Go back

UCL launches into science policy with £5m department

University College London is to set up a department of science, technology and engineering policy in September this year.

Research Fortnight understands that the plans were prompted by a bid by researchers at the University of Sussex’s science and technology policy research unit SPRU to transfer en masse to UCL. However, after months of negotiations UCL decided to set up its own department rather than taking on the unit and its core faculty of around 30 wholesale.

Anthony Finkelstein, UCL’s dean of engineering, says the initial plan for the department is to hire up to 20 academics at all levels, with “significant recruitments” this year and next, and with further hires in each of the next five years.

“We may be approaching particular individuals across the UK, but we will also be openly advertising,” says Finkelstein. “Clearly there are many excellent people at Sussex, as there are at some other universities.”

Finkelstein says the department is expected to have a total budget of about £5 million per year and will absorb UCL’s existing Centre for Engineering Policy, led by Brian Collins, former chief scientific adviser to the Department for Transport and the Department for Business, Innovation and Skills.

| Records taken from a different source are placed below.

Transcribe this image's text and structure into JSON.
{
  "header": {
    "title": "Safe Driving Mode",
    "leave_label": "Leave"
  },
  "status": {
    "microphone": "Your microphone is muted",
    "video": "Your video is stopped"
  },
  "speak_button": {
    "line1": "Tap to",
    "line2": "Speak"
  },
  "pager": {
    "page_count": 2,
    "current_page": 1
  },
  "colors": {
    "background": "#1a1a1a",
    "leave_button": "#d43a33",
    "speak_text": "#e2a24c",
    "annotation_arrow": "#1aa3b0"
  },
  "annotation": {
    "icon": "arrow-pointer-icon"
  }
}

It is not yet clear whether other UCL academics will also transfer, but the university has confirmed that the existing Department of Science and Technology Studies will remain an independent unit.

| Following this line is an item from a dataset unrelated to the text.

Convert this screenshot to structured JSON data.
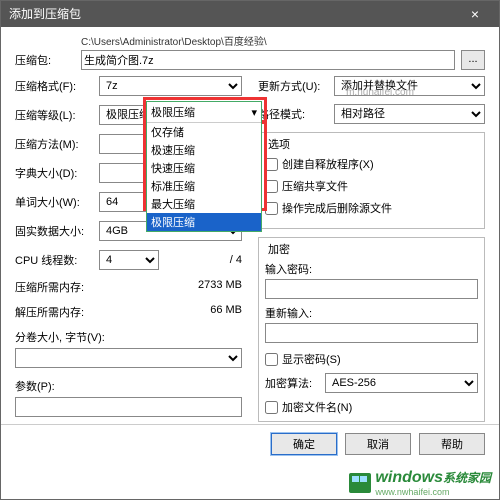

Finkelstein says the department will have a “broad global remit and provide access to specialist material from across UCL”. Plans include setting up a course aimed at policy professionals, including civil servants. “We will be looking carefully at innovative initiatives such as the fellowships at the Centre for Science and Policy Studies [in Cambridge],” he adds.

The group is also expected to work closely with other UCL departments. “We will develop a significant teaching activity and we will also have an interdisciplinary research institute which spreads out beyond the department,” adds Finkelstein.

The department will open just a month before the census date for the Research Excellence Framework, meaning UCL can capitalise on the past work of any research star it draws in to the new department. But, insists Finkelstein, “it’s not just about the REF”. For example, he says, not all staff will be hired in time for the exercise. In addition, having a brand new department could make it difficult to produce case studies to contribute to the impact component of the REF, which looks at past work and will count for 20 per cent of the assessment.

Instead, he argues, the move into science policy is natural for a university such as UCL, which has “world-class science and engineering…and a full disciplinarily spectrum”.

“We are in the centre of London, close to the focal point for…the civil service, the government, the media and the judiciary. So we are where policy is made,” he says.

In addition, he says, there is a “change-the-world ethos” deeply engrained in “UCL’s DNA”. “That requires people who are able to translate between policy and the underlying science.”